D. MÖLLER: Mütevazı. Eski troçkist-revizyonist MK uluslararası komünist harekete büyük zararlar verdi. O yüzden partinin kriz içinde olduğu en zor dönemlerimizde kardeş partilerin yardım ve tavsiyeleriyle yanımızda yer almalarından dolayı çok seviniyoruz. Aynı şekilde şimdi bizde kardeş partilerin troçkizme karşı mücadelelerinde kendi deneylerimizle yardım etmeye hazırız. Biz partimize karşı troçkist saldırının bir rastlantı olmayıp aksine uluslararası troçkizm tarafından planlandığını biliyoruz. Ve biz yine aynı şekilde uluslararası troçkizmin bütün ülkelerdeki seksiyonlarına, Marksist-Leninist partileri parçalayıp yok etme görevini verdiğini de biliyoruz.

ÖZGÜRLÜK: KPD’nin hâlâ ilişkileri olan kardeş partiler açısından bunun yankısı nasıl oldu?
M. MÖLLER: Doğrusunu söylemek gerekirse; kardeş partilerin büyük bir kısmı, eski trockist-revizyonist MK’nın saldırıları ve aldatmacaları karsısında çok dikkatliydiler. Aynı şekilde partinin yeniden örgütlenmesi ve yaşaması için mücadele veren komünistlere karşı da yok temkinliydiler. Buna rağmen baştan itibaren ML partilerin desteğini aldık. Bu bizim için büyük bir yardımdı. Örneğin TDKP’den aldığımız ve almakta olduğumuz -hiçbir karşılık beklemeden- kardeşçe yardım proleter enternasyonalizminin varlığının bir kanıtıdır. Ve KPD’nin pratiği, yolumuzun doğru olduğunu kanıtladı. Bugün bir dizi kardeş partiyle ilişkilerimizi ML temelinde yeniden inşa ettik.
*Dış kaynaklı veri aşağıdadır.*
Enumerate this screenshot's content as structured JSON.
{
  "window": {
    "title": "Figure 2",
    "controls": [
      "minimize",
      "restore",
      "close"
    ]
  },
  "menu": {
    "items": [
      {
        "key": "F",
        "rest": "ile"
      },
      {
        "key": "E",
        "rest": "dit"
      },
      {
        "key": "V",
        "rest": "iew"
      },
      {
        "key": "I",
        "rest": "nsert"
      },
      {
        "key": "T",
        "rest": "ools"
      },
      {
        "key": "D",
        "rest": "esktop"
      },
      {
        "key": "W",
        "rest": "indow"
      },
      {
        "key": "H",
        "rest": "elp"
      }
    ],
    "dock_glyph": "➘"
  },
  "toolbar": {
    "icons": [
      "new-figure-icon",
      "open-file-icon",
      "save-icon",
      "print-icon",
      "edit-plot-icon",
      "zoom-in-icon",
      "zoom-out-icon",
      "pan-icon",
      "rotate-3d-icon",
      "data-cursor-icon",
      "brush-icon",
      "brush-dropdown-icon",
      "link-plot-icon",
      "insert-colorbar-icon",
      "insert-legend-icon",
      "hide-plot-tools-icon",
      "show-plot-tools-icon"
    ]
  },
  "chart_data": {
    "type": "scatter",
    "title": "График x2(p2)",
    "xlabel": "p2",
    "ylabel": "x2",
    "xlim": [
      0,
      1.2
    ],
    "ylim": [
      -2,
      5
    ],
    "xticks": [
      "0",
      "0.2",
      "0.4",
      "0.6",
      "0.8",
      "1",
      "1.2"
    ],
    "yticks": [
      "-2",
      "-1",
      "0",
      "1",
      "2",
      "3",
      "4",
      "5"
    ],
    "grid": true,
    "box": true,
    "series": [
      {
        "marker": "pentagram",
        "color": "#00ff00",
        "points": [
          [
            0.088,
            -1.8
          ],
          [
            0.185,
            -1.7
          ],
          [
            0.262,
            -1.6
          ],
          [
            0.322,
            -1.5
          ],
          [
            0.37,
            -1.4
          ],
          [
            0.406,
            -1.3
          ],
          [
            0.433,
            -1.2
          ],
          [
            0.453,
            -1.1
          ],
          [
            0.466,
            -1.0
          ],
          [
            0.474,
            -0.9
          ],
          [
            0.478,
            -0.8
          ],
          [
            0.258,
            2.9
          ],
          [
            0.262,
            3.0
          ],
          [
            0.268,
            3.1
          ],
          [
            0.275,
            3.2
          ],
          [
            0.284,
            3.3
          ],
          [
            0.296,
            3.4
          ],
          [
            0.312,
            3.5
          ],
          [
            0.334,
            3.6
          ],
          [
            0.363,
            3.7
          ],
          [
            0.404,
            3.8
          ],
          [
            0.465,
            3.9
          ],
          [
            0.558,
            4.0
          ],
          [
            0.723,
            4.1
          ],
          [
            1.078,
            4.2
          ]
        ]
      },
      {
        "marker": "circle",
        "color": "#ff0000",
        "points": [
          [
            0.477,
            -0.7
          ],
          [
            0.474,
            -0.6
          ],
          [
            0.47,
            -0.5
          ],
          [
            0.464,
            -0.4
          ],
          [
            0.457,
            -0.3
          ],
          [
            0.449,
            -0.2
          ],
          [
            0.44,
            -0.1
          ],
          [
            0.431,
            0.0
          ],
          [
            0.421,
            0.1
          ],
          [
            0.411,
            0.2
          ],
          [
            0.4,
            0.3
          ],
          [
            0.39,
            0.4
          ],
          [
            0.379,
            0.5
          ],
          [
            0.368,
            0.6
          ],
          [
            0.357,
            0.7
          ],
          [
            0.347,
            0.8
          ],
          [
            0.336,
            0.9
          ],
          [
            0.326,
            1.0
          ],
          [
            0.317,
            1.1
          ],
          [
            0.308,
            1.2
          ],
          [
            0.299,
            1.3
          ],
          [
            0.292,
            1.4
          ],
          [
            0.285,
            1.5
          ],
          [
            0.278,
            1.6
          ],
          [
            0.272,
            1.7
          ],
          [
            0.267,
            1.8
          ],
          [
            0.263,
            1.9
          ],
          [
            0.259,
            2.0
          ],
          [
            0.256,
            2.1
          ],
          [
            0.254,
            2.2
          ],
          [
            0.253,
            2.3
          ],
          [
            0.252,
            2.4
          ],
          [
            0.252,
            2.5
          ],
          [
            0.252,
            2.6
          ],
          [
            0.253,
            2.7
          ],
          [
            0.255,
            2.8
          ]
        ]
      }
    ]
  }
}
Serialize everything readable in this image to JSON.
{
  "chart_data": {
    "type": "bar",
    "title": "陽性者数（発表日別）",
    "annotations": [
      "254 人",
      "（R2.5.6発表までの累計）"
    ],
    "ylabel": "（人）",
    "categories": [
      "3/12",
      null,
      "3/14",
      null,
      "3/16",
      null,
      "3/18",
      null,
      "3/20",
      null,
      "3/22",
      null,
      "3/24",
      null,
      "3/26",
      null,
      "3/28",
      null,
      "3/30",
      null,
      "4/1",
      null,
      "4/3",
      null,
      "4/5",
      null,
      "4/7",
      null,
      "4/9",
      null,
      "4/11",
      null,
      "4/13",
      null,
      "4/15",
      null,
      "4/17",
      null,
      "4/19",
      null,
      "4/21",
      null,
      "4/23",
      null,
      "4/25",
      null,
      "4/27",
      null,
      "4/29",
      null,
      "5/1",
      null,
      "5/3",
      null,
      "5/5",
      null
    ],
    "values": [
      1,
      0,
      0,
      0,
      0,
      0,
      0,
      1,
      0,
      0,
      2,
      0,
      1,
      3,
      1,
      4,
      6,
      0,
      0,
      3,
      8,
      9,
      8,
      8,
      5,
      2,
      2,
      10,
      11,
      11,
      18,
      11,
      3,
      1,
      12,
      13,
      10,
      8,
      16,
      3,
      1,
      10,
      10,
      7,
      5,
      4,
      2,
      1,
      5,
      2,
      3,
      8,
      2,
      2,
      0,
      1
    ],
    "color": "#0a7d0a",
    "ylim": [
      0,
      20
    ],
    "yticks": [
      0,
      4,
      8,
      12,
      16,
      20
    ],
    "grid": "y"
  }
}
ÖZGÜRLÜK: KPD, son yıllardan ne gibi dersler çıkardı?
D. MÖLLER: Buna önceki sorulara verdiğim yanıtlarda değindim; fakat tüm çalışmamızda işçi sınıfının birliğinin yaratılmasına ağırlık verdiğimizi de eklemek istiyorum. Buna daha önceleri KPD tarafından yeterince dikkat edilmedi. Yabancı işçiler şimdilerde ülkemizde işçi sınıfının önemli bir kısmını oluşturuyor ve en çok sömürülüyorlar. Burjuvazi işçileri bölmek ve faşist düşünceleri yaymak için ulusal duyguları istismar ediyor. Biz tüm işçilere ortak düşmanlarını göstermeliyiz ve aynı zamanda ülkemizdeki tüm işçilerin ulusal haklarını ve özelliklerini savunmalıyız. Eğer biz tüm işçiler, birlikte ve tek bir güç halinde -büyük bir ordu gibi- savaşırsak sermayenin egemenliğini yıkabiliriz. Sonunda da Kürt, Türk, Alman, İtalyan, İspanyol vb. fark etmeden hepimize yer sağlayacak yeni bir toplumu kurabiliriz.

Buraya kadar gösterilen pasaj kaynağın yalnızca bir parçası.